Selon les informations figurant au dossier, un individu résidant à Sakarya s'est séparé de sa compagne après avoir entretenu une relation avec elle pendant un certain temps.

Cependant, ne parvenant pas à accepter la rupture, l'ancien compagnon a multiplié les comportements importuns en apparaissant constamment devant elle, en lui tenant des "propos insensés", en tournant autour d'elle avec son véhicule et en passant à maintes reprises devant le café où elle était assise. Suite à la plainte de la victime, des poursuites judiciaires ont été engagées contre le prévenu.

Accusé de "trouble à la tranquillité d'autrui", le prévenu avait été acquitté en première instance. Le tribunal avait alors jugé que les actes du prévenu ne constituaient pas une infraction pénale.

Toutefois, cette décision a été annulée par la 6e chambre pénale de la Cour d'appel régionale de Sakarya. À l'issue d'un nouveau procès, le prévenu a été reconnu coupable et condamné à 6 mois de prison.

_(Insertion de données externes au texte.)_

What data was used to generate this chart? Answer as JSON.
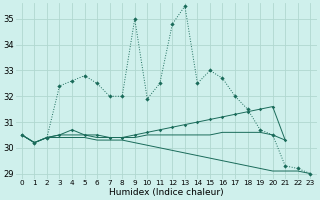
{
  "title": "",
  "xlabel": "Humidex (Indice chaleur)",
  "background_color": "#cff0ec",
  "grid_color": "#b0d8d0",
  "line_color": "#1a6b5a",
  "xlim": [
    -0.5,
    23.5
  ],
  "ylim": [
    28.8,
    35.6
  ],
  "yticks": [
    29,
    30,
    31,
    32,
    33,
    34,
    35
  ],
  "xtick_labels": [
    "0",
    "1",
    "2",
    "3",
    "4",
    "5",
    "6",
    "7",
    "8",
    "9",
    "10",
    "11",
    "12",
    "13",
    "14",
    "15",
    "16",
    "17",
    "18",
    "19",
    "20",
    "21",
    "22",
    "23"
  ],
  "series_main": {
    "x": [
      0,
      1,
      2,
      3,
      4,
      5,
      6,
      7,
      8,
      9,
      10,
      11,
      12,
      13,
      14,
      15,
      16,
      17,
      18,
      19,
      20,
      21,
      22,
      23
    ],
    "y": [
      30.5,
      30.2,
      30.4,
      32.4,
      32.6,
      32.8,
      32.5,
      32.0,
      32.0,
      35.0,
      31.9,
      32.5,
      34.8,
      35.5,
      32.5,
      33.0,
      32.7,
      32.0,
      31.5,
      30.7,
      30.5,
      29.3,
      29.2,
      29.0
    ],
    "style": "dotted",
    "marker": true
  },
  "series_others": [
    {
      "x": [
        0,
        1,
        2,
        3,
        4,
        5,
        6,
        7,
        8,
        9,
        10,
        11,
        12,
        13,
        14,
        15,
        16,
        17,
        18,
        19,
        20,
        21,
        22,
        23
      ],
      "y": [
        30.5,
        30.2,
        30.4,
        30.4,
        30.4,
        30.4,
        30.3,
        30.3,
        30.3,
        30.2,
        30.1,
        30.0,
        29.9,
        29.8,
        29.7,
        29.6,
        29.5,
        29.4,
        29.3,
        29.2,
        29.1,
        29.1,
        29.1,
        29.0
      ],
      "style": "solid",
      "marker": false
    },
    {
      "x": [
        0,
        1,
        2,
        3,
        4,
        5,
        6,
        7,
        8,
        9,
        10,
        11,
        12,
        13,
        14,
        15,
        16,
        17,
        18,
        19,
        20,
        21
      ],
      "y": [
        30.5,
        30.2,
        30.4,
        30.5,
        30.7,
        30.5,
        30.5,
        30.4,
        30.4,
        30.5,
        30.6,
        30.7,
        30.8,
        30.9,
        31.0,
        31.1,
        31.2,
        31.3,
        31.4,
        31.5,
        31.6,
        30.3
      ],
      "style": "solid",
      "marker": true
    },
    {
      "x": [
        0,
        1,
        2,
        3,
        4,
        5,
        6,
        7,
        8,
        9,
        10,
        11,
        12,
        13,
        14,
        15,
        16,
        17,
        18,
        19,
        20,
        21
      ],
      "y": [
        30.5,
        30.2,
        30.4,
        30.5,
        30.5,
        30.5,
        30.4,
        30.4,
        30.4,
        30.4,
        30.5,
        30.5,
        30.5,
        30.5,
        30.5,
        30.5,
        30.6,
        30.6,
        30.6,
        30.6,
        30.5,
        30.3
      ],
      "style": "solid",
      "marker": false
    }
  ]
}
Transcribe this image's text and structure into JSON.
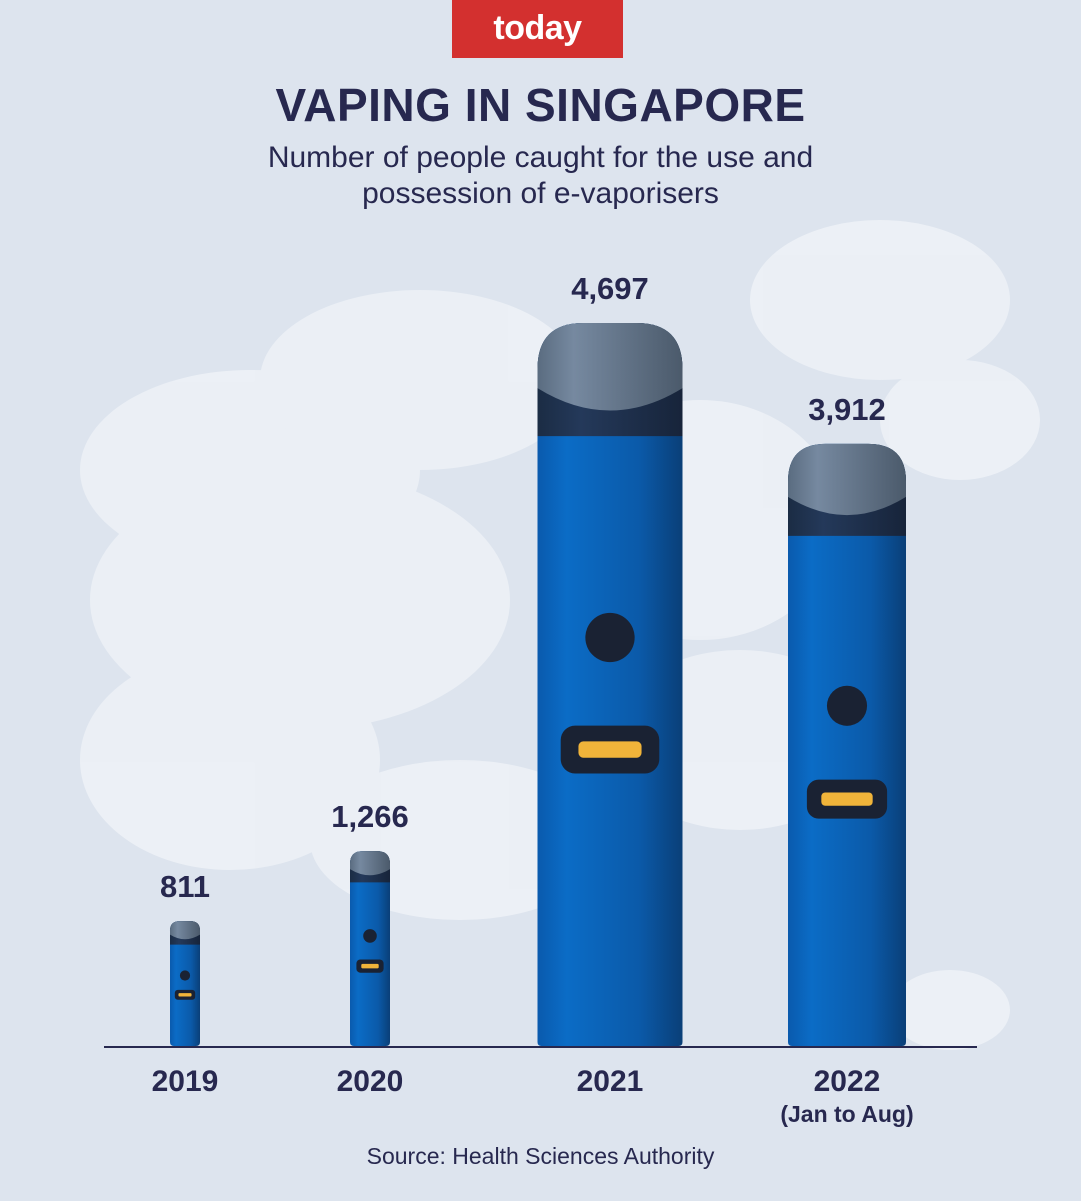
{
  "logo": "today",
  "chart_data": {
    "type": "bar",
    "title": "VAPING IN SINGAPORE",
    "subtitle_lines": [
      "Number of people caught for the use and",
      "possession of e-vaporisers"
    ],
    "categories": [
      "2019",
      "2020",
      "2021",
      "2022"
    ],
    "category_notes": [
      "",
      "",
      "",
      "(Jan to Aug)"
    ],
    "values": [
      811,
      1266,
      4697,
      3912
    ],
    "value_labels": [
      "811",
      "1,266",
      "4,697",
      "3,912"
    ],
    "ylim": [
      0,
      4697
    ],
    "grid": false,
    "xlabel": "",
    "ylabel": "",
    "colors": {
      "body": "#0a5fb4",
      "cap": "#5e7186",
      "band": "#1d2f48",
      "button": "#f0b43a",
      "text": "#27284f"
    }
  },
  "source": "Source: Health Sciences Authority"
}
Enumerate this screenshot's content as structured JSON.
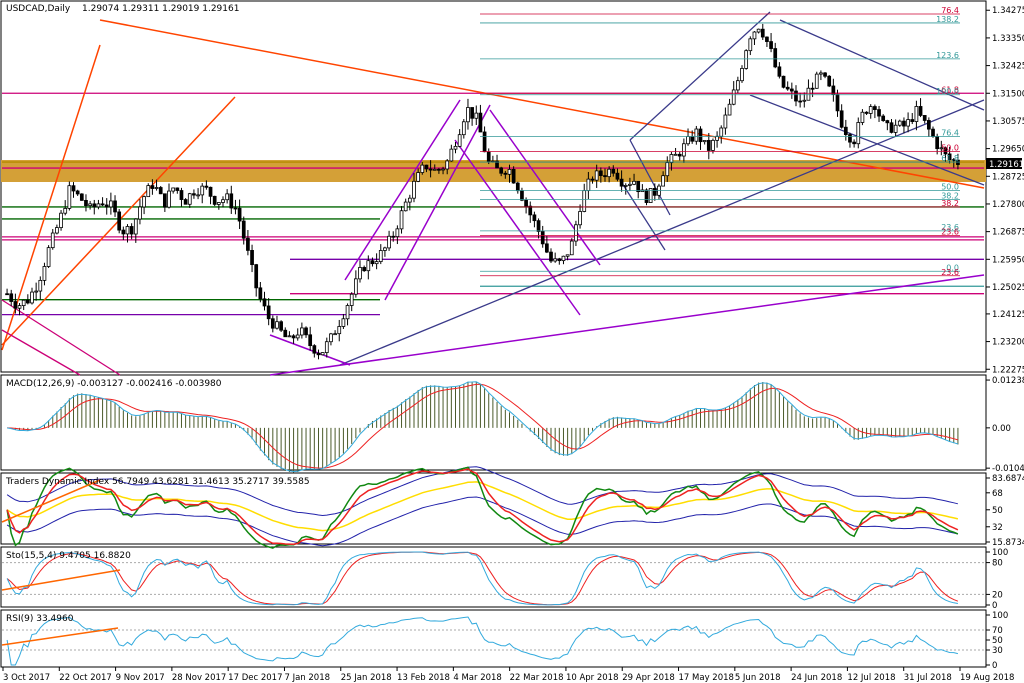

Suite à l'appel formé par l'avocat du prévenu, le dossier a été porté devant la Cour de cassation.

Après examen du dossier, la 12e chambre pénale de la Cour de cassation a déclaré que les faits reprochés au prévenu étaient établis et a souligné que la peine était conforme au droit. Dans sa décision, la Cour a indiqué : "Considérant que la qualification pénale correspondant aux faits a été correctement déterminée et qu'aucune illégalité n'a été constatée à l'issue de l'examen du pourvoi, il a été décidé de rejeter le pourvoi sur le fond et de confirmer le jugement, conformément à l'avis du ministère public."